Structured data What is structured data?
Structured data is information that is organized in a standard format that makes it easily accessible and understandable by both humans and machines. Structured data is typically organized using well-defined schema that defines the relationship between the different data fields. The highly organized nature of structured data makes it easy to search, query, and analyze using a variety of tools and techniques. Customer information such as names, addresses, phone numbers, and email addresses are examples of structured data.
- What are examples of structured data?
- What are AI opportunities for structured data?
- How can HPE help with structured data?
What are examples of structured data?
- Relational databases and spreadsheets hold structured data in rows and columns. It is straightforward to save, access, and analyze. Customer, financial, and personnel data are kept in fields like names, transaction amounts, and job descriptions. This arrangement streamlines data querying and analysis.
- In healthcare, structured data is used to record patient information, medical records, medications, etc. Retail and e-commerce companies use it to track inventories, sales transactions and product details. A database can also include product ID, name, price, stock level, and supplier information. Web analytics uses this structured data to track website visits, bounce rates, conversion rates, and session durations.
- In the Internet of Things (IoT), sensors gather temperature, humidity, location coordinates, and timestamps in an organized way. SQL queries and analyzes this data in databases. Businesses can easily produce reports, run analytics, and make data-driven choices with structured data.
What are AI opportunities for structured data?
AI opportunities to improve structured data analysis, administration, and use include:
- Predictive analytics: Regression and classification machine learning models can forecast client purchase patterns, inventory demands, and financial results using structured data.
- Data cleanup and quality improvement: AI can automatically find and fix mistakes, inconsistencies, and missing values in structured data, improving data quality and decision-making.

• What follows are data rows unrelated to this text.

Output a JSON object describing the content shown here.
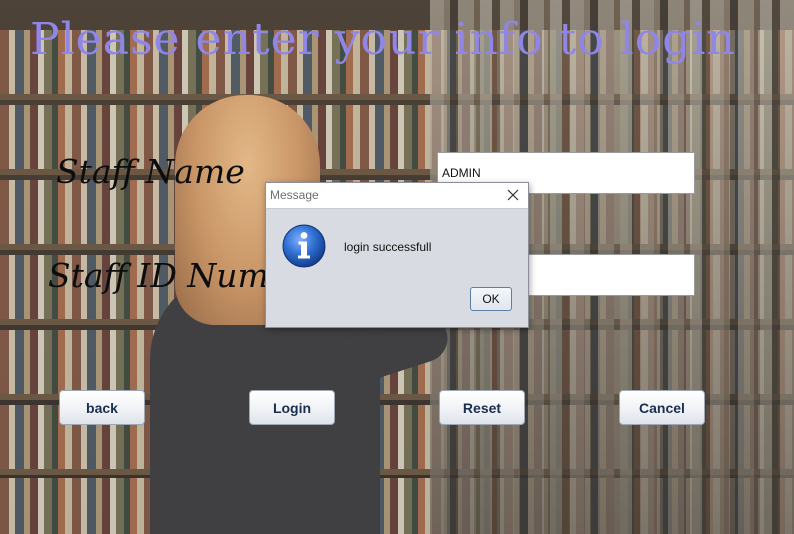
{
  "title": "Please enter your info to login",
  "form": {
    "staff_name_label": "Staff Name",
    "staff_id_label": "Staff  ID Num",
    "staff_name_value": "ADMIN",
    "staff_id_value": ""
  },
  "buttons": {
    "back": "back",
    "login": "Login",
    "reset": "Reset",
    "cancel": "Cancel"
  },
  "dialog": {
    "title": "Message",
    "message": "login successfull",
    "ok_label": "OK",
    "icon": "info-icon"
  },
  "colors": {
    "title": "#8f86e6",
    "button_text": "#1a2f4d",
    "dialog_bg": "#d8dbe2"
  }
}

- Automation of data processing: Machine learning and Robotic Process Automation can automate data entry, categorization, and integration from numerous sources, saving time and enhancing operational efficiency.

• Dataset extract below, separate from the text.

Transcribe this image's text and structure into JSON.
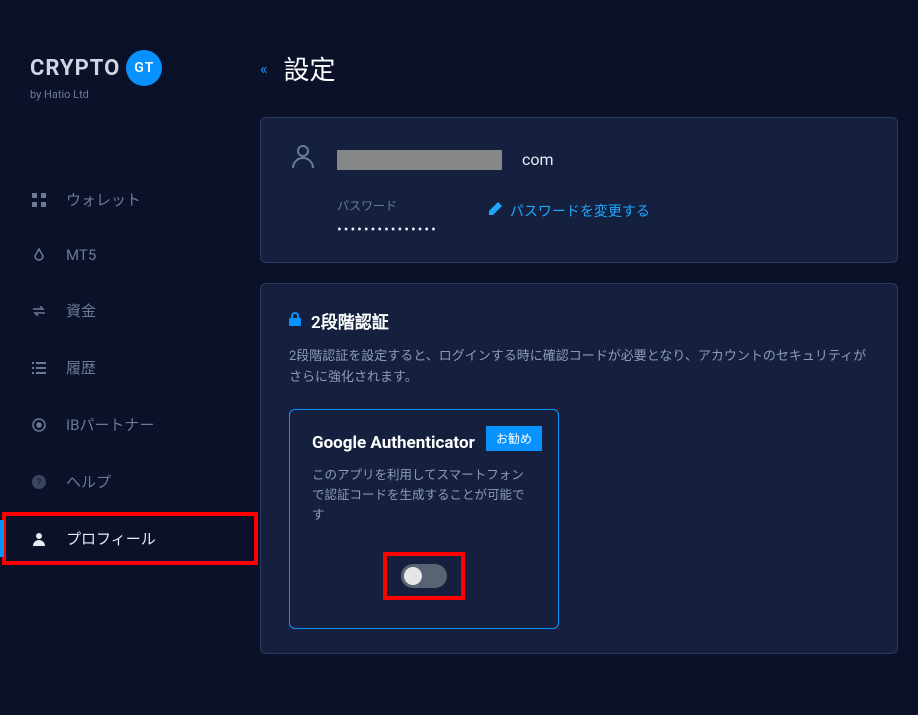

- Better insights and pattern recognition: AI can cluster and classify structured data to reveal hidden patterns and insights, enabling organizations make data-driven choices, streamline operations, and find new possibilities.
- Customization and advice: AI may use structured data like user preferences and behavior to personalize e-commerce product suggestions and streaming content.
- Scam detection and risk management: AI can detect and prevent financial fraud and insurance claim abnormalities by analyzing structured data in real time.
How can HPE help with structured data?
HPE offers a variety of products and services for structured data, including:
- HPE Alletra Storage MP B10000: A modern storage solution. The industry’s first disaggregated, scale-out block storage with a 100% data availability guaranteed with industry’s first disaggregated scale-out block storage architecture that offers simplified cloud experience, efficient scale, and guaranteed 100% data availability.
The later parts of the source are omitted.